[comp.lang.c] TC2.0 bugfree ?

chris@mimsy.UUCP (Chris Torek) (01/21/89)

In article <16674@iuvax.cs.indiana.edu> bobmon@iuvax.cs.indiana.edu
(RAMontante) writes:
>I am cross-posting the following to comp.lang.c, because the language
>expertise is there.  I am not convinced that you have any guarantee about
>just when the post-increments happen -- consider p.50 of K&R 1st edition,
>for example.  So it's not a TC bug, just an implementor's choice.

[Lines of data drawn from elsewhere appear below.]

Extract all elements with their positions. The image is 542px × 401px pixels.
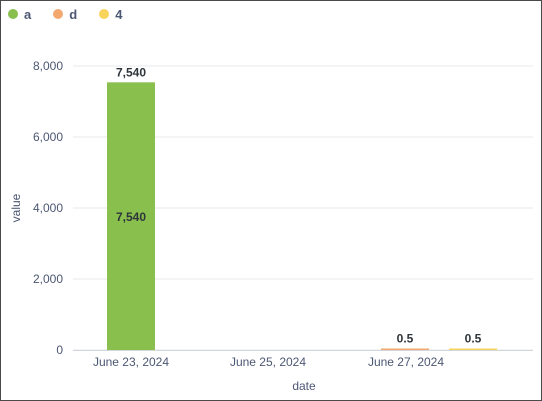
legend-swatch-a (8, 9, 18, 19)
x-axis-title: date (292, 379, 316, 393)
bar-group (107, 82, 497, 350)
y-axis: 0 2,000 4,000 6,000 8,000 (33, 59, 63, 357)
y-tick-label: 6,000 (33, 130, 63, 144)
data-label: 0.5 (397, 332, 414, 346)
bar-4[interactable] (449, 348, 497, 351)
legend-item-4[interactable]: 4 (99, 7, 122, 22)
x-tick-label: June 27, 2024 (368, 355, 444, 369)
bar-d[interactable] (381, 348, 429, 351)
legend-item-d[interactable]: d (53, 7, 77, 22)
legend-swatch-4 (99, 9, 110, 19)
y-tick-label: 2,000 (33, 272, 63, 286)
bar-a[interactable] (107, 82, 155, 350)
legend-label-a: a (24, 6, 32, 22)
legend-label-d: d (69, 6, 78, 22)
y-tick-label: 4,000 (33, 201, 63, 215)
x-tick-label: June 23, 2024 (93, 355, 169, 369)
y-tick-label: 8,000 (33, 59, 63, 73)
data-label: 7,540 (116, 65, 146, 79)
y-axis-title: value (9, 193, 23, 222)
x-tick-label: June 25, 2024 (230, 355, 306, 369)
data-label-inner: 7,540 (116, 210, 146, 224)
x-axis: June 23, 2024 June 25, 2024 June 27, 2024 (93, 355, 444, 369)
y-tick-label: 0 (56, 343, 63, 357)
data-labels: 7,540 7,540 0.5 0.5 (116, 65, 482, 345)
legend-item-a[interactable]: a (8, 7, 31, 22)
legend-label-4: 4 (115, 6, 123, 22)
legend-swatch-d (53, 9, 64, 19)
data-label: 0.5 (465, 332, 482, 346)
chart-legend: a d 4 (8, 5, 144, 23)
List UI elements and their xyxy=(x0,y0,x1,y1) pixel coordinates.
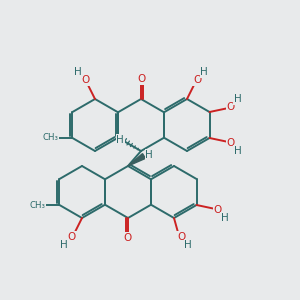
Text: O: O xyxy=(226,138,235,148)
Text: H: H xyxy=(200,67,208,77)
Polygon shape xyxy=(128,154,146,166)
Text: CH₃: CH₃ xyxy=(29,200,46,209)
Text: H: H xyxy=(234,94,242,104)
Text: O: O xyxy=(226,102,235,112)
Text: CH₃: CH₃ xyxy=(43,134,58,142)
Text: H: H xyxy=(60,240,68,250)
Text: O: O xyxy=(68,232,76,242)
Text: O: O xyxy=(124,233,132,243)
Text: O: O xyxy=(193,75,201,85)
Text: H: H xyxy=(145,150,153,160)
Text: H: H xyxy=(184,240,192,250)
Text: H: H xyxy=(220,213,228,223)
Text: H: H xyxy=(234,146,242,156)
Text: O: O xyxy=(177,232,185,242)
Text: O: O xyxy=(137,74,145,84)
Text: O: O xyxy=(81,75,89,85)
Text: H: H xyxy=(116,135,124,145)
Text: H: H xyxy=(74,67,82,77)
Text: O: O xyxy=(213,205,222,215)
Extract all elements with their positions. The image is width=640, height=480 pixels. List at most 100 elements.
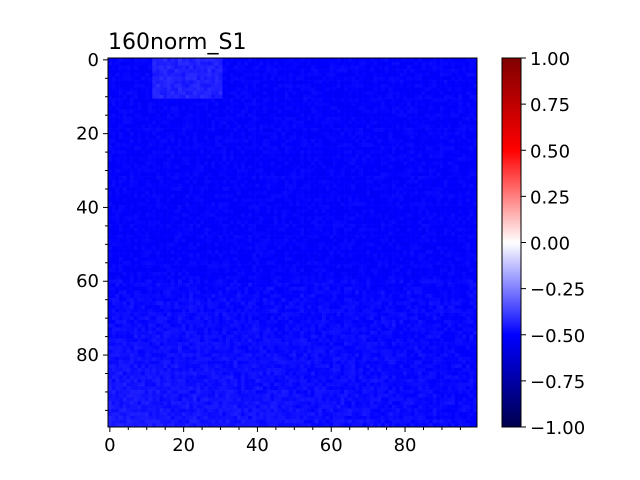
heatmap-cell xyxy=(115,146,120,151)
heatmap-cell xyxy=(144,227,149,232)
heatmap-cell xyxy=(152,65,157,70)
heatmap-cell xyxy=(310,142,315,147)
heatmap-cell xyxy=(200,135,205,140)
heatmap-cell xyxy=(362,183,367,188)
heatmap-cell xyxy=(255,194,260,199)
heatmap-cell xyxy=(266,194,271,199)
heatmap-cell xyxy=(325,98,330,103)
heatmap-cell xyxy=(347,139,352,144)
heatmap-cell xyxy=(292,205,297,210)
heatmap-cell xyxy=(377,212,382,217)
heatmap-cell xyxy=(181,168,186,173)
heatmap-cell xyxy=(303,94,308,99)
heatmap-cell xyxy=(344,139,349,144)
heatmap-cell xyxy=(344,109,349,114)
heatmap-cell xyxy=(473,212,478,217)
heatmap-cell xyxy=(215,172,219,177)
heatmap-cell xyxy=(351,187,356,192)
heatmap-cell xyxy=(314,109,319,114)
heatmap-cell xyxy=(229,117,234,122)
heatmap-cell xyxy=(443,187,448,192)
heatmap-cell xyxy=(244,176,249,181)
heatmap-cell xyxy=(307,183,312,188)
heatmap-cell xyxy=(369,69,374,74)
heatmap-cell xyxy=(277,172,282,177)
heatmap-cell xyxy=(462,220,467,225)
heatmap-cell xyxy=(447,98,452,103)
heatmap-cell xyxy=(469,201,474,206)
heatmap-cell xyxy=(318,153,323,158)
heatmap-cell xyxy=(429,80,434,85)
heatmap-cell xyxy=(429,117,434,122)
heatmap-cell xyxy=(178,190,183,195)
heatmap-cell xyxy=(137,131,142,136)
heatmap-cell xyxy=(285,120,290,125)
heatmap-cell xyxy=(299,157,304,162)
heatmap-cell xyxy=(130,190,135,195)
heatmap-cell xyxy=(469,176,474,181)
heatmap-cell xyxy=(251,220,256,225)
heatmap-cell xyxy=(207,179,212,184)
heatmap-cell xyxy=(358,201,363,206)
heatmap-cell xyxy=(200,120,205,125)
heatmap-cell xyxy=(218,150,223,155)
heatmap-cell xyxy=(329,69,334,74)
heatmap-cell xyxy=(465,168,470,173)
heatmap-cell xyxy=(262,72,267,77)
heatmap-cell xyxy=(211,87,216,92)
heatmap-cell xyxy=(388,150,393,155)
heatmap-cell xyxy=(432,165,437,169)
heatmap-cell xyxy=(244,231,249,236)
heatmap-cell xyxy=(233,168,238,173)
heatmap-cell xyxy=(181,76,186,81)
heatmap-cell xyxy=(200,201,205,206)
heatmap-cell xyxy=(366,98,371,103)
heatmap-cell xyxy=(292,58,297,62)
heatmap-cell xyxy=(274,168,279,173)
heatmap-cell xyxy=(355,176,360,181)
heatmap-cell xyxy=(229,238,234,243)
heatmap-cell xyxy=(170,179,175,184)
heatmap-cell xyxy=(215,69,219,74)
heatmap-cell xyxy=(189,153,194,158)
heatmap-cell xyxy=(148,172,153,177)
heatmap-cell xyxy=(366,150,371,155)
heatmap-cell xyxy=(178,102,183,107)
heatmap-cell xyxy=(318,69,323,74)
heatmap-cell xyxy=(211,124,216,129)
heatmap-cell xyxy=(458,165,463,169)
heatmap-cell xyxy=(233,216,238,221)
heatmap-cell xyxy=(373,187,378,192)
heatmap-cell xyxy=(299,209,304,214)
heatmap-cell xyxy=(451,172,456,177)
heatmap-cell xyxy=(381,209,386,214)
heatmap-cell xyxy=(425,76,430,81)
heatmap-cell xyxy=(403,176,408,181)
heatmap-cell xyxy=(395,190,400,195)
heatmap-cell xyxy=(292,120,297,125)
heatmap-cell xyxy=(384,105,389,110)
heatmap-cell xyxy=(451,176,456,181)
heatmap-cell xyxy=(436,179,441,184)
heatmap-cell xyxy=(174,76,179,81)
heatmap-cell xyxy=(111,205,116,210)
heatmap-cell xyxy=(170,220,175,225)
heatmap-cell xyxy=(307,76,312,81)
heatmap-cell xyxy=(259,187,264,192)
heatmap-cell xyxy=(447,131,452,136)
heatmap-cell xyxy=(403,205,408,210)
heatmap-cell xyxy=(222,113,227,118)
heatmap-cell xyxy=(288,109,293,114)
heatmap-cell xyxy=(159,146,164,151)
heatmap-cell xyxy=(119,117,124,122)
heatmap-cell xyxy=(218,102,223,107)
heatmap-cell xyxy=(237,120,242,125)
heatmap-cell xyxy=(255,146,260,151)
heatmap-cell xyxy=(366,83,371,88)
heatmap-cell xyxy=(355,72,360,77)
heatmap-cell xyxy=(322,216,327,221)
heatmap-cell xyxy=(137,58,142,62)
heatmap-cell xyxy=(355,220,360,225)
heatmap-cell xyxy=(174,227,179,232)
heatmap-cell xyxy=(325,131,330,136)
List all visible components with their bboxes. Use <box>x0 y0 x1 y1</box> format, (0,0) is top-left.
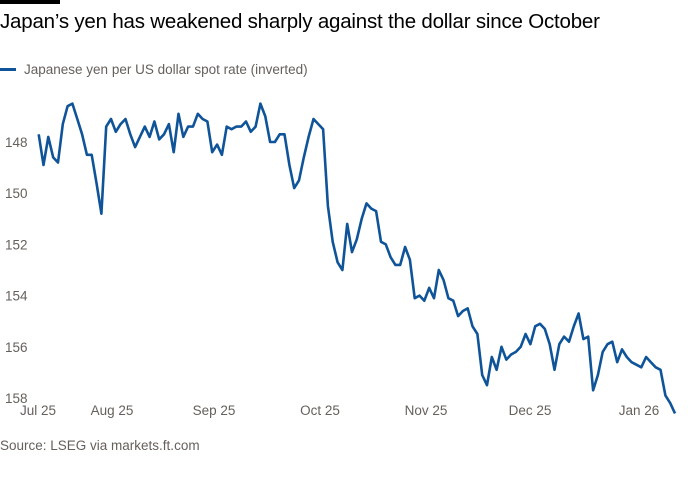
y-axis: 148 150 152 154 156 158 <box>5 135 28 406</box>
series-line-yen <box>37 102 677 414</box>
y-tick-label: 150 <box>5 186 28 201</box>
y-tick-label: 154 <box>5 289 28 304</box>
legend-swatch <box>0 67 16 71</box>
x-tick-label: Sep 25 <box>193 403 236 418</box>
y-tick-label: 156 <box>5 340 28 355</box>
x-tick-label: Oct 25 <box>300 403 340 418</box>
y-tick-label: 158 <box>5 391 28 406</box>
x-tick-label: Dec 25 <box>509 403 552 418</box>
brand-bar <box>0 0 60 4</box>
y-tick-label: 148 <box>5 135 28 150</box>
x-axis: Jul 25 Aug 25 Sep 25 Oct 25 Nov 25 Dec 25 Jan … <box>20 403 659 418</box>
x-tick-label: Aug 25 <box>91 403 134 418</box>
legend: Japanese yen per US dollar spot rate (in… <box>0 60 308 78</box>
x-tick-label: Jul 25 <box>20 403 56 418</box>
x-tick-label: Nov 25 <box>405 403 448 418</box>
x-tick-label: Jan 26 <box>619 403 660 418</box>
legend-label: Japanese yen per US dollar spot rate (in… <box>24 61 308 77</box>
y-tick-label: 152 <box>5 237 28 252</box>
source-note: Source: LSEG via markets.ft.com <box>0 438 200 453</box>
chart-title: Japan’s yen has weakened sharply against… <box>0 10 600 33</box>
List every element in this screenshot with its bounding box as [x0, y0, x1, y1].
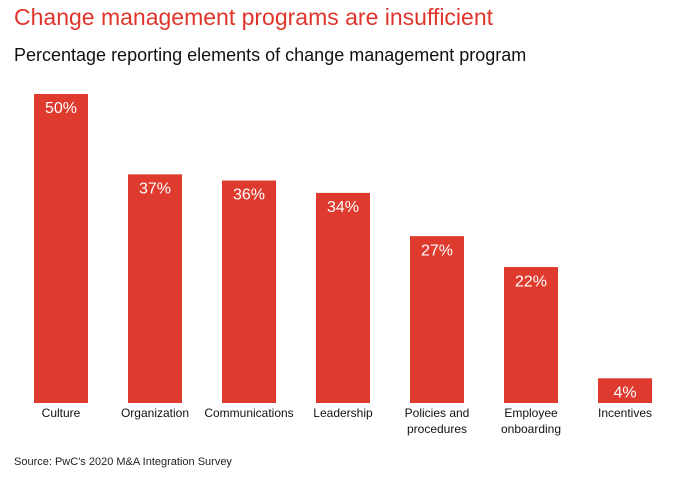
value-label: 4% — [613, 384, 636, 401]
x-tick-label: Organization — [121, 406, 189, 420]
bar — [34, 94, 88, 403]
bar — [410, 236, 464, 403]
x-tick-label: Communications — [204, 406, 293, 420]
value-label: 37% — [139, 181, 171, 198]
value-label: 22% — [515, 273, 547, 290]
bar — [128, 174, 182, 403]
bar — [316, 192, 370, 403]
x-tick-label: Culture — [42, 406, 81, 420]
x-tick-label: Employee onboarding — [501, 406, 561, 436]
bar — [504, 267, 558, 403]
value-label: 34% — [327, 199, 359, 216]
bar — [222, 180, 276, 403]
chart-subtitle: Percentage reporting elements of change … — [14, 45, 526, 65]
value-label: 27% — [421, 242, 453, 259]
bar — [598, 378, 652, 403]
source-note: Source: PwC's 2020 M&A Integration Surve… — [14, 456, 232, 468]
x-tick-label: Incentives — [598, 406, 652, 420]
value-label: 50% — [45, 100, 77, 117]
x-tick-label: Leadership — [313, 406, 373, 420]
chart-title: Change management programs are insuffici… — [14, 4, 494, 30]
x-tick-label: Policies and procedures — [405, 406, 470, 436]
value-label: 36% — [233, 187, 265, 204]
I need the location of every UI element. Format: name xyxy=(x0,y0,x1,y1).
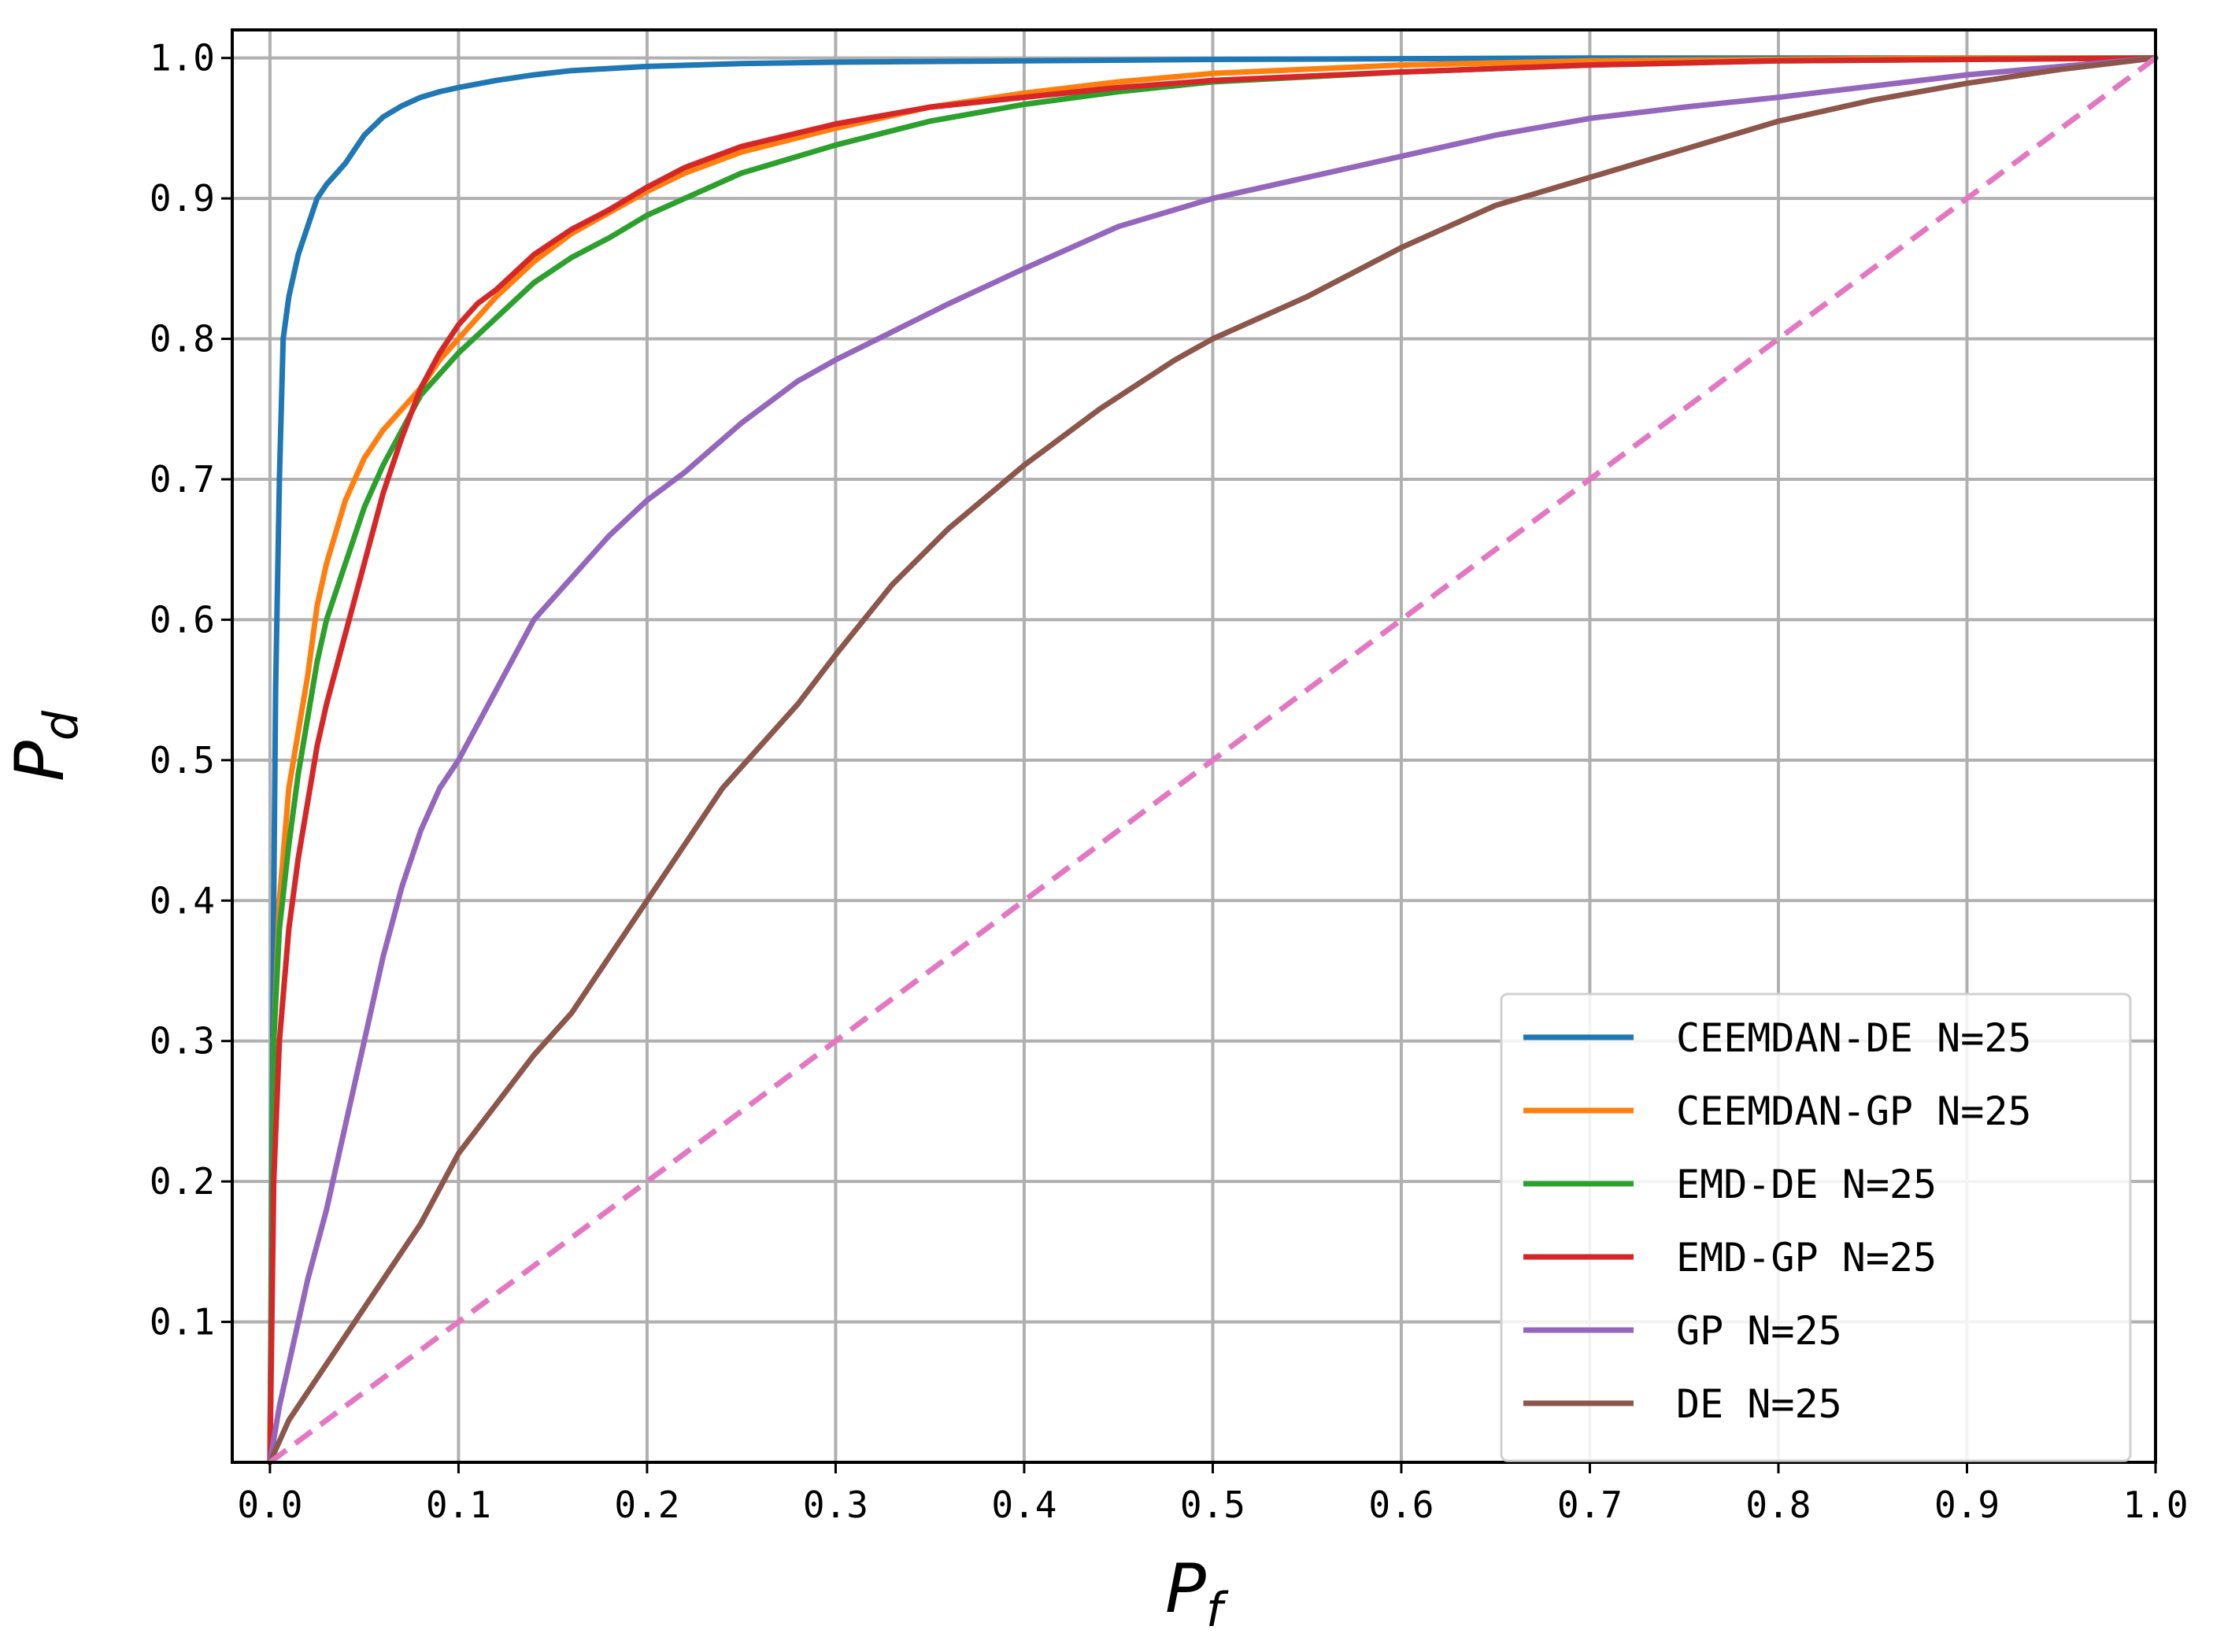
series-layer xyxy=(267,55,2159,1465)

This is correct.  The pANS uses the notion of `sequence points' to
decide when a side effect (such as post-increment) must happen; there
is no sequence point within a simple assignment expression like the
one quoted below.

Incidentally, the quoted assembly shows that TC2.0 (Turbo C, I suppose)
misses one possible optimisation.

>>	i = (*cp++ << 8) + *cp++;

cp is in the SI register at this point; the goal is to compute AX=[SI]<<8:

>>	mov	al,byte ptr [si]
>>	mov	ah,0
>>	mov	cl,8
>>	shl	ax,cl

A much better sequence is

	mov	al,0
	mov	ah,byte ptr [si]

A simple peephole optimiser should be able to catch this.  More complex
analysis might even figure out that

	i = (cp[0] << 8) + cp[1];
	cp += 2;

could be computed as

	mov	ah,byte ptr [si]
	inc	si
	mov	al,byte ptr [si]
	inc	si
	; i is now in ax

while

	i = cp[0] + (cp[1] << 8);

is even more simple:

	mov	ax,word ptr [si]

but I would not expect most compilers to manage either of these.  (If
you rearranged the source to read

	i = *(int *)cp;

I would expect the latter sequence.)
-- 
In-Real-Life: Chris Torek, Univ of MD Comp Sci Dept (+1 301 454 7163)
Domain:	chris@mimsy.umd.edu	Path:	uunet!mimsy!chris

abcscnge@csuna.UUCP (Scott "The Pseudo-Hacker" Neugroschl) (01/23/89)

In article <15560@mimsy.UUCP> chris@mimsy.UUCP (Chris Torek) writes:
>(If you rearranged the source to read
>
>	i = *(int *)cp;
>
>I would expect the latter sequence.)

The problem with this construct is that it is not portable.  Many
machines (read 68000) require integer data to be aligned.
Actually, i have in my "standard library" of home brewed routines:

int intat(p)
unsigned char *p;
{
	int x = 0;
	x = (int)(*p) * 0x100;
	x += *++p;
	return(x);
}

long longat(p)
unsigned char *p;
{
	return(((long)intat(p) * 0x10000L) + (long)intat(p+2));
}

/* Please note these are from memory, I think I handled sign extension woes
   but these are just skeletal for the idea */

Actually, these two routines aren't even completely portable because they
assume a big-endian architecture.  The would have to be rewritten (or ifdefed)
for a little endian architecture.

-- 
Scott "The Pseudo-Hacker" Neugroschl
UUCP:  ...!sm.unisys.com!csun!csuna!abcscnge
-- "Beat me, whip me, make me code in Ada"
-- Disclaimers?  We don't need no stinking disclaimers!!!